Time passes, and the tale moves on. A demon who was once good but has become crazed appears in the mountains near her secret base. As it moves to attack her, the girl is saved by a mysterious young man using a strange crystal. He introduces himself as Shun, thanks her for listening to the last song, then blesses her with a kiss. She blushes and hurries off, promising to meet with him the next night, but he is not there, and she hears rummers of his death. Confused by and initially in denial of this news, she becomes fascinated by a reading of the Kojiki on Izanagi’s attempt to bring his partner back from the underworld. After school she visits the home of the substitute teacher, Morisaki, to ask him more about the underworld. In response he shows her books that claim that the underworld is real, but quickly sends her home. Returning to the outcropping she finds a boy who looks almost identical to the one who had died, yet he denies that he is Shun.
The world is thrown into chaos as helicopters and soldiers appear, firing at and trying to capture them. The boy drags her along with him into deep caves below the earth. She makes her way with him to the underworld using Shun’s crystal, the key to the underworld. With them sneaks in the substitute teacher who was a part of the military forces that were pursuing them. They split up, with the young boy who revealed himself to be Shun’s younger brother, Shin, taking the crystal back to his village.

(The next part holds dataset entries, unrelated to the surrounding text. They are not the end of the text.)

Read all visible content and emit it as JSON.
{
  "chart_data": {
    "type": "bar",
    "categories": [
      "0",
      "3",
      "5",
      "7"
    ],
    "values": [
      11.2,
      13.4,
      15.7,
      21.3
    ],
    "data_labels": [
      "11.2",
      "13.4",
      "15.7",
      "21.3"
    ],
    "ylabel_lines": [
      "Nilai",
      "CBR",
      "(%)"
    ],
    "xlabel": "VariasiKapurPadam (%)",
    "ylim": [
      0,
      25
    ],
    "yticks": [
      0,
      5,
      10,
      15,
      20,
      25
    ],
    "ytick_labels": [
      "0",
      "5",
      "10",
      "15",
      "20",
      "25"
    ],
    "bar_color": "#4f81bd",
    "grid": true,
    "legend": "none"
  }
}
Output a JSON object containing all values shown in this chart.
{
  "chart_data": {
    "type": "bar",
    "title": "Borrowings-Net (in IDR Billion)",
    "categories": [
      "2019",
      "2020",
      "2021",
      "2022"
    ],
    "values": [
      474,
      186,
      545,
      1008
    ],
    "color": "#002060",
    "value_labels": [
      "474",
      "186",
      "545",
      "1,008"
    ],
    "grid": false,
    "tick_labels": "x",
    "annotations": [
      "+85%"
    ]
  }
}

The underworld is a beautiful land of green fields and blue skies, but covered with ruins. Its inhabitants have seen torture and destruction at the hands of world leaders who over time sought the powers they believed the underworld held. Morisaki, who seeks to revive his dead wife, she crosses the great plains towards the center of the underworld where the gate to the dead lies. They pass by many a village in ruin, although some remain healthy. All the while Asuna is accompanied by Mimi.
They are soon pursued by Shin and the guards of other villages sent to prevent the duo from destroying the order of things and bringing back the dead. Skeletal demons too pursue them, coming out of the darkness to consume the outsiders. As they enter a boat to go down the river for second to last stage of the journey, Mimi stays behind. An elder of the underworld explains that she is a demon whose mission it was to protect the girl, and now her task was over.
Devastated and in tears, Asuna leaves Mimi and travels down the river. Faced with the final task of climbing down a giant hole that appears miles wide and continues down far below the point where light fails to reach, she loses her will. It is here that she comes to the discovery that the reason she made the journey was out of loneliness.
Worried about the fate of Morisaki and with Shin frightened of the repercussions of reviving the dead, they travel together to the land within a black orb at the bottom of the whole. There they encounter Morisaki, who is informed by God that if he wishes to revive his dead wife he will have to both sacrifice his eye and find a vessel for her spirit to inhabit. He chooses the girl, and his wife’s spirit takes the girl’s body, reforming it to reflect her own form. She tells him that he should be happy, and Shin breaks the crystal used to transport the teacher’s wife’s body into the girl’s.
In the end the teacher leaves, Shin is no longer recognized by his village but also cannot survive in the human world, and the girl returns home.